SENTENCES: The Life of M.F. Grimm
Percy Carey
2007
Vertigo/DC Comics

Percy Carey (aka MF Grimm, aka Jet Jaguar) begins the story of his life in the middle of its most intense moment: the day a bullet left him paralyzed from the waist down. It’s a scene of incredible violence and chaos that leaves our narrator lying on the snow, bleeding out. And from there we naturally cut to… Sesame Street, where young Percy has an
acting gig.

The jump from bloody murder to such innocent surroundings creates a nice bit of cognitive dissonance that sets the tone for the rest of the book. Throughout the rest of Carey’s childhood, we see him constantly pulled between “good kid” and
“bad kid”. It seems like he could fall either way at any time, and he often does.

It’s here I should mention the art by Ronald Wimberly. The stark black/white/grey color scheme perfectly highlights Wimberly’s fluid drawings. His people are full of life, whether sitting having a conversation or in the middle of a fist fight.

At the same time we see him growing up, Carey provides snapshots of the growth of hip-hop. One of the finest bits of writing comes when he describes the genre’s early days, evoking a sense of time and place where something new and wild was being born.

But he also acknowledges the serpent in the garden, the seed of violence which would become entwined with hip-hop culture. And there are occasional flashes of sadness over that. The fact that something that had started out devoted to unity, celebration and joyous human expression had become so dark.

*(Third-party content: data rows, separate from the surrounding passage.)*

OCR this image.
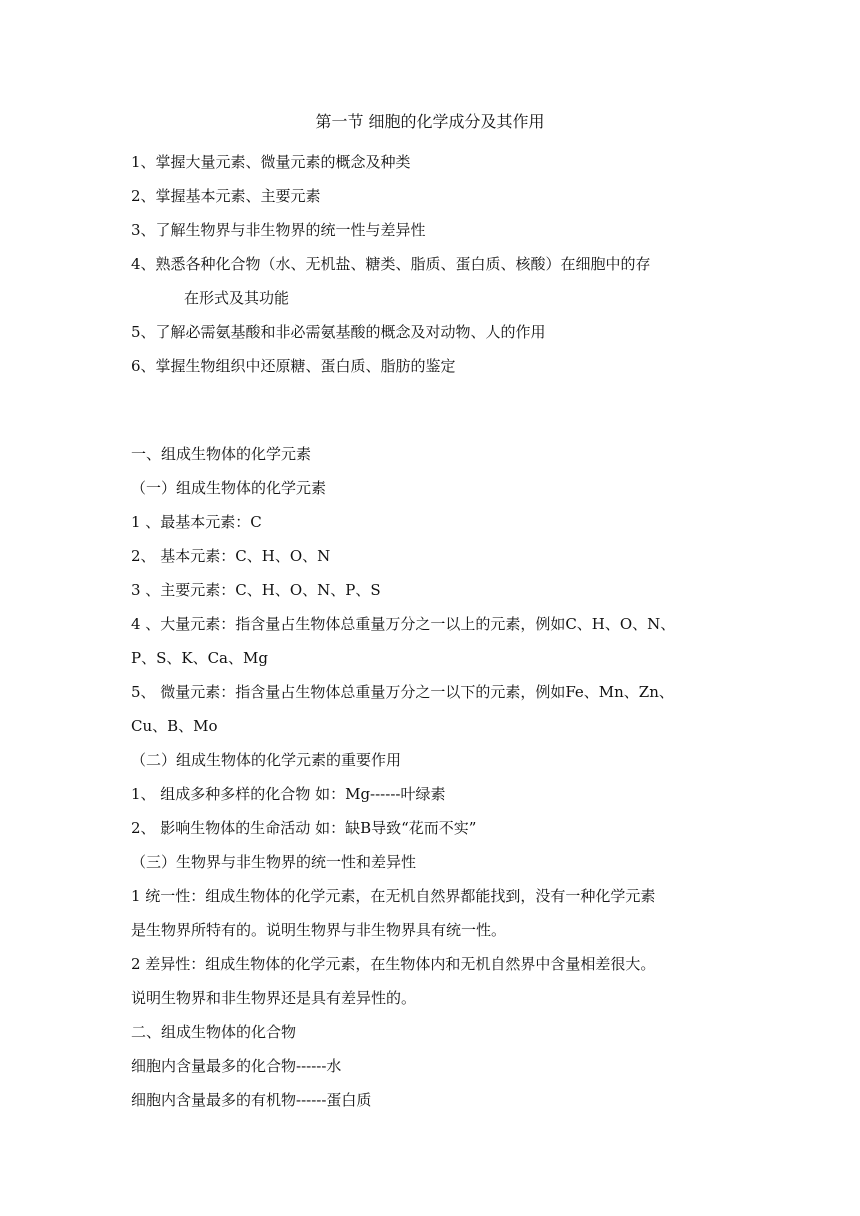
第一节 细胞的化学成分及其作用
1、掌握大量元素、微量元素的概念及种类
2、掌握基本元素、主要元素
3、了解生物界与非生物界的统一性与差异性
4、熟悉各种化合物（水、无机盐、糖类、脂质、蛋白质、核酸）在细胞中的存
在形式及其功能
5、了解必需氨基酸和非必需氨基酸的概念及对动物、人的作用
6、掌握生物组织中还原糖、蛋白质、脂肪的鉴定
一、组成生物体的化学元素
（一）组成生物体的化学元素
1 、最基本元素：C
2、 基本元素：C、H、O、N
3 、主要元素：C、H、O、N、P、S
4 、大量元素：指含量占生物体总重量万分之一以上的元素，例如C、H、O、N、
P、S、K、Ca、Mg
5、 微量元素：指含量占生物体总重量万分之一以下的元素，例如Fe、Mn、Zn、
Cu、B、Mo
（二）组成生物体的化学元素的重要作用
1、 组成多种多样的化合物 如：Mg------叶绿素
2、 影响生物体的生命活动 如：缺B导致“花而不实”
（三）生物界与非生物界的统一性和差异性
1 统一性：组成生物体的化学元素，在无机自然界都能找到，没有一种化学元素
是生物界所特有的。说明生物界与非生物界具有统一性。
2 差异性：组成生物体的化学元素，在生物体内和无机自然界中含量相差很大。
说明生物界和非生物界还是具有差异性的。
二、组成生物体的化合物
细胞内含量最多的化合物------水
细胞内含量最多的有机物------蛋白质
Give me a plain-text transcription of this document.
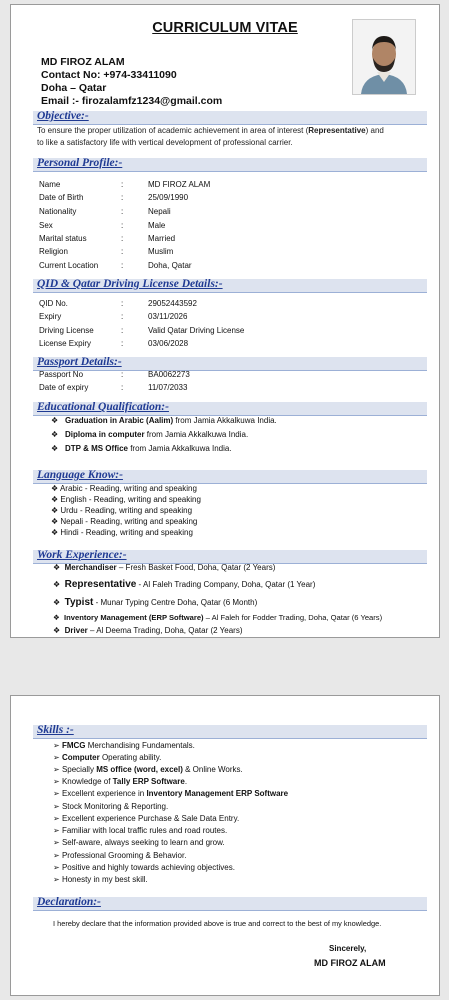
CURRICULUM VITAE
MD FIROZ ALAM
Contact No: +974-33411090
Doha – Qatar
Email :- firozalamfz1234@gmail.com
Objective:-
To ensure the proper utilization of academic achievement in area of interest (Representative) and
to like a satisfactory life with vertical development of professional carrier.
Personal Profile:-
Name	:	MD FIROZ ALAM
Date of Birth	:	25/09/1990
Nationality	:	Nepali
Sex	:	Male
Marital status	:	Married
Religion	:	Muslim
Current Location	:	Doha, Qatar
QID & Qatar Driving License Details:-
QID No.	:	29052443592
Expiry	:	03/11/2026
Driving License	:	Valid Qatar Driving License
License Expiry	:	03/06/2028
Passport Details:-
Passport No	:	BA0062273
Date of expiry	:	11/07/2033
Educational Qualification:-
❖ Graduation in Arabic (Aalim) from Jamia Akkalkuwa India.
❖ Diploma in computer from Jamia Akkalkuwa India.
❖ DTP & MS Office from Jamia Akkalkuwa India.
Language Know:-
❖ Arabic - Reading, writing and speaking
❖ English - Reading, writing and speaking
❖ Urdu - Reading, writing and speaking
❖ Nepali - Reading, writing and speaking
❖ Hindi - Reading, writing and speaking
Work Experience:-
❖ Merchandiser – Fresh Basket Food, Doha, Qatar (2 Years)
❖ Representative - Al Faleh Trading Company, Doha, Qatar (1 Year)
❖ Typist - Munar Typing Centre Doha, Qatar (6 Month)
❖ Inventory Management (ERP Software) – Al Faleh for Fodder Trading, Doha, Qatar (6 Years)
❖ Driver – Al Deema Trading, Doha, Qatar (2 Years)
Skills :-
➢ FMCG Merchandising Fundamentals.
➢ Computer Operating ability.
➢ Specially MS office (word, excel) & Online Works.
➢ Knowledge of Tally ERP Software.
➢ Excellent experience in Inventory Management ERP Software
➢ Stock Monitoring & Reporting.
➢ Excellent experience Purchase & Sale Data Entry.
➢ Familiar with local traffic rules and road routes.
➢ Self-aware, always seeking to learn and grow.
➢ Professional Grooming & Behavior.
➢ Positive and highly towards achieving objectives.
➢ Honesty in my best skill.
Declaration:-
I hereby declare that the information provided above is true and correct to the best of my knowledge.
Sincerely,
MD FIROZ ALAM
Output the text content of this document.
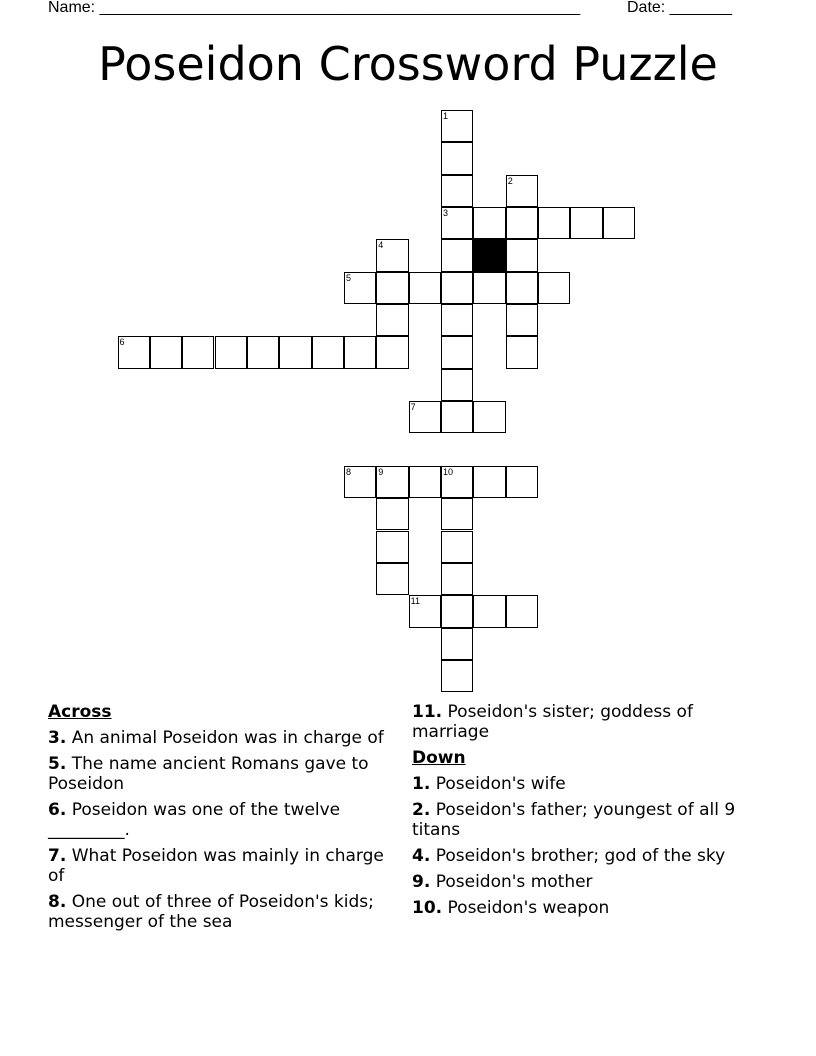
Name: ______________________________________________________	Date: _______
Poseidon Crossword Puzzle
1
2
3
4
5
6
7
8	9	10
11
Across
3. An animal Poseidon was in charge of
5. The name ancient Romans gave to Poseidon
6. Poseidon was one of the twelve _________.
7. What Poseidon was mainly in charge of
8. One out of three of Poseidon's kids; messenger of the sea
11. Poseidon's sister; goddess of marriage
Down
1. Poseidon's wife
2. Poseidon's father; youngest of all 9 titans
4. Poseidon's brother; god of the sky
9. Poseidon's mother
10. Poseidon's weapon
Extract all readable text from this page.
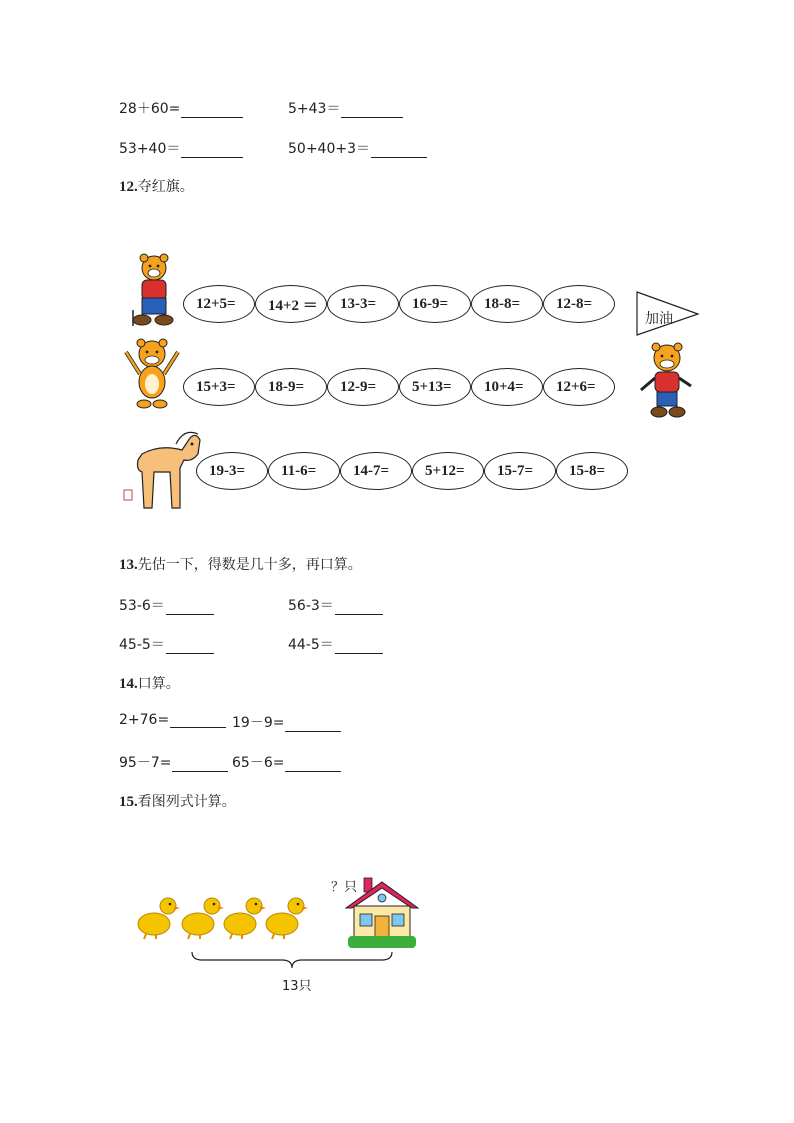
28＋60=	5+43＝
53+40＝	50+40+3＝
12.夺红旗。
12+5= 14+2 ＝ 13-3= 16-9= 18-8= 12-8=
15+3= 18-9= 12-9= 5+13= 10+4= 12+6=
19-3= 11-6= 14-7= 5+12= 15-7= 15-8=
加油
13.先估一下，得数是几十多，再口算。
53-6＝	56-3＝
45-5＝	44-5＝
14.口算。
2+76=	19－9=
95－7=	65－6=
15.看图列式计算。
？只
13只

And other times, he revels in it. He’s not always a nice person, or even a sympathetic character. But there’s also the part that wants to see a better world. It’s the hope that ends up resonating most strongly, tempered by the knowledge
that anyone can do the wrong thing.

Carey ends the book on a cautionary note, but the most powerful moment comes when he uses his fictional counterpart to do something he can’t in real life. It’s at that point where it changes from “this is what I’ve been through” to “this is what I’ve been through, AND I’M STILL HERE!”